Grand Rounds March 10, 2023: Estimands in Cluster-Randomized Trials: Choosing Analyses that Answer the Right Question (Brennan Kahan, PhD)

Speaker

Brennan Kahan, PhD
MRC Clinical Trials Unit
University College London (UCL)

 

Keywords

Cluster-Randomized Trial, Estimands, Cluster-Average Treatment Effect, Participant-Average Cluster Size

 

Key Points

  • The TRIGGER trial inspired statistician Brennan Kahan to ask in the questions, “But what if we’d chosen a different analysis? “and “How much would standard errors really change?”
  • An estimand is a precise description of the treatment effect that a researcher aims to estimate from the trial. This concept is especially important in the context of cluster-randomized trials, but it is important to determine if the estimand will reflect participant-average treatment effect versus a cluster-average treatment effect or a marginal versus cluster-specific. The difference relates to how data is weighed.
  • Two estimands will differ when there is informative cluster size in a trial. Informative cluster size refers to situations in which outcomes or treatment effects differ in large clusters versus smaller clusters. An example of this is when patients experience better outcomes in a large hospital compared to a small hospital when given the same medication.
  • Which estimand (participant-average or cluster-average) to use depends on the study question. Participant-average treatment effect will demonstrate the population-effect when going from one intervention to another. A cluster-average treatment effect better enables the evaluation of an intervention or treatment’s impact directly on clusters.
  • Mixed-effects models or Generalized Estimating Equations (GEE) are the most common analysis methods for clustered randomized trials, but when informative cluster size is present, both are bias. To avoid this bias, Independence Estimating Equations (IEEs) and cluster-level summaries can be used to estimate either cluster- or participant-average effects.
  • The occurrence of informative cluster size has never formally been evaluated to the presenter’s knowledge. Statisticians working on pragmatic trials should consider estimand and tailor analysis around the chosen estimand.

Learn more

Many of the concepts described in the Grand Rounds presentation are outlined the article published in the International Journal of Epidemiology: Estimands in cluster-randomized trials: choosing analyses that answer the right question

Discussion Themes

The summary measure scale is very important in determining the best estimand for a specific cluster-randomized trial.
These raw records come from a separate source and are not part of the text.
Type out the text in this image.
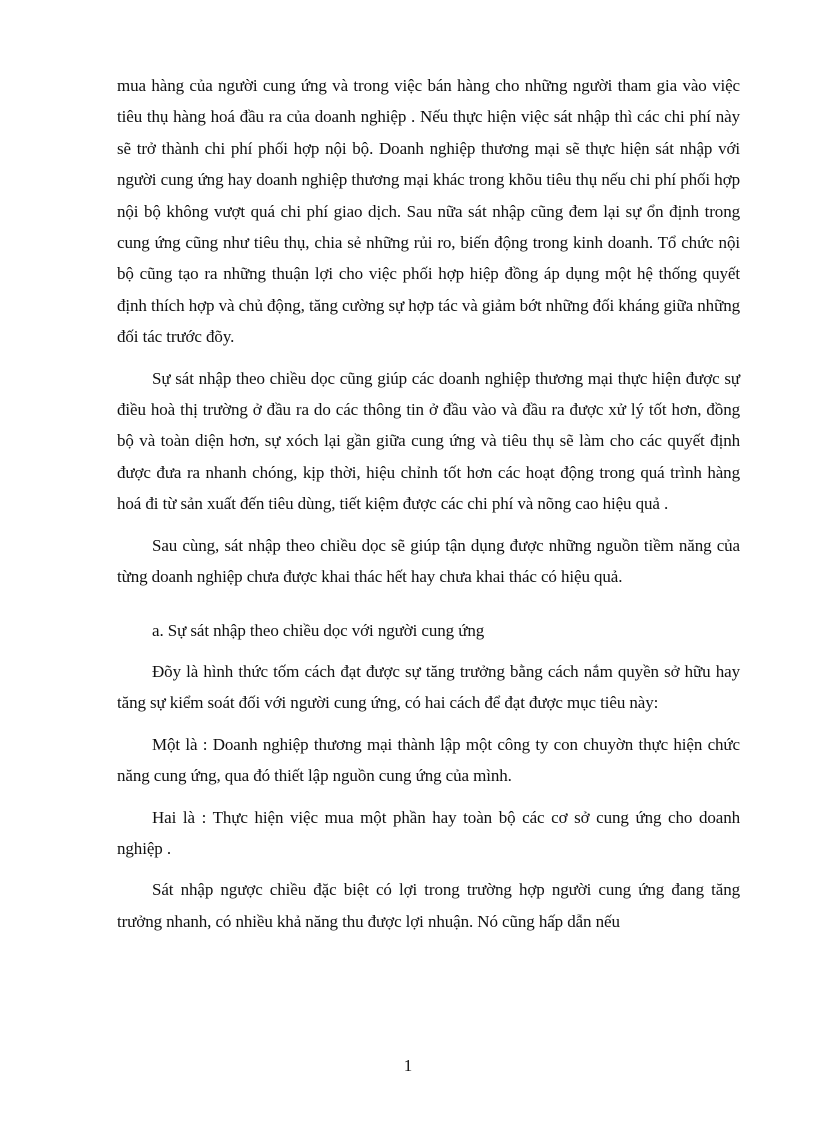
mua hàng của người cung ứng và trong việc bán hàng cho những người tham gia vào việc tiêu thụ hàng hoá đầu ra của doanh nghiệp . Nếu thực hiện việc sát nhập thì các chi phí này sẽ trở thành chi phí phối hợp nội bộ. Doanh nghiệp thương mại sẽ thực hiện sát nhập với người cung ứng hay doanh nghiệp thương mại khác trong khõu tiêu thụ nếu chi phí phối hợp nội bộ không vượt quá chi phí giao dịch. Sau nữa sát nhập cũng đem lại sự ổn định trong cung ứng cũng như tiêu thụ, chia sẻ những rủi ro, biến động trong kinh doanh. Tổ chức nội bộ cũng tạo ra những thuận lợi cho việc phối hợp hiệp đồng áp dụng một hệ thống quyết định thích hợp và chủ động, tăng cường sự hợp tác và giảm bớt những đối kháng giữa những đối tác trước đõy.

Sự sát nhập theo chiều dọc cũng giúp các doanh nghiệp thương mại thực hiện được sự điều hoà thị trường ở đầu ra do các thông tin ở đầu vào và đầu ra được xử lý tốt hơn, đồng bộ và toàn diện hơn, sự xóch lại gần giữa cung ứng và tiêu thụ sẽ làm cho các quyết định được đưa ra nhanh chóng, kịp thời, hiệu chỉnh tốt hơn các hoạt động trong quá trình hàng hoá đi từ sản xuất đến tiêu dùng, tiết kiệm được các chi phí và nõng cao hiệu quả .

Sau cùng, sát nhập theo chiều dọc sẽ giúp tận dụng được những nguồn tiềm năng của từng doanh nghiệp chưa được khai thác hết hay chưa khai thác có hiệu quả.

a. Sự sát nhập theo chiều dọc với người cung ứng

Đõy là hình thức tốm cách đạt được sự tăng trưởng bằng cách nắm quyền sở hữu hay tăng sự kiểm soát đối với người cung ứng, có hai cách để đạt được mục tiêu này:

Một là : Doanh nghiệp thương mại thành lập một công ty con chuyờn thực hiện chức năng cung ứng, qua đó thiết lập nguồn cung ứng của mình.

Hai là : Thực hiện việc mua một phần hay toàn bộ các cơ sở cung ứng cho doanh nghiệp .

Sát nhập ngược chiều đặc biệt có lợi trong trường hợp người cung ứng đang tăng trưởng nhanh, có nhiều khả năng thu được lợi nhuận. Nó cũng hấp dẫn nếu

1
Equal cluster size does not necessarily mean that estimand is irrelevant because of differences in sample size. Reweighting may be necessary, and there may be additional assumptions.

It’s difficult to determine definitively if there is informative cluster size, but it would be interesting to evaluate in pilot data clusters.

– Stratification would not be a solution to solve the issue of informative cluster size in analysis.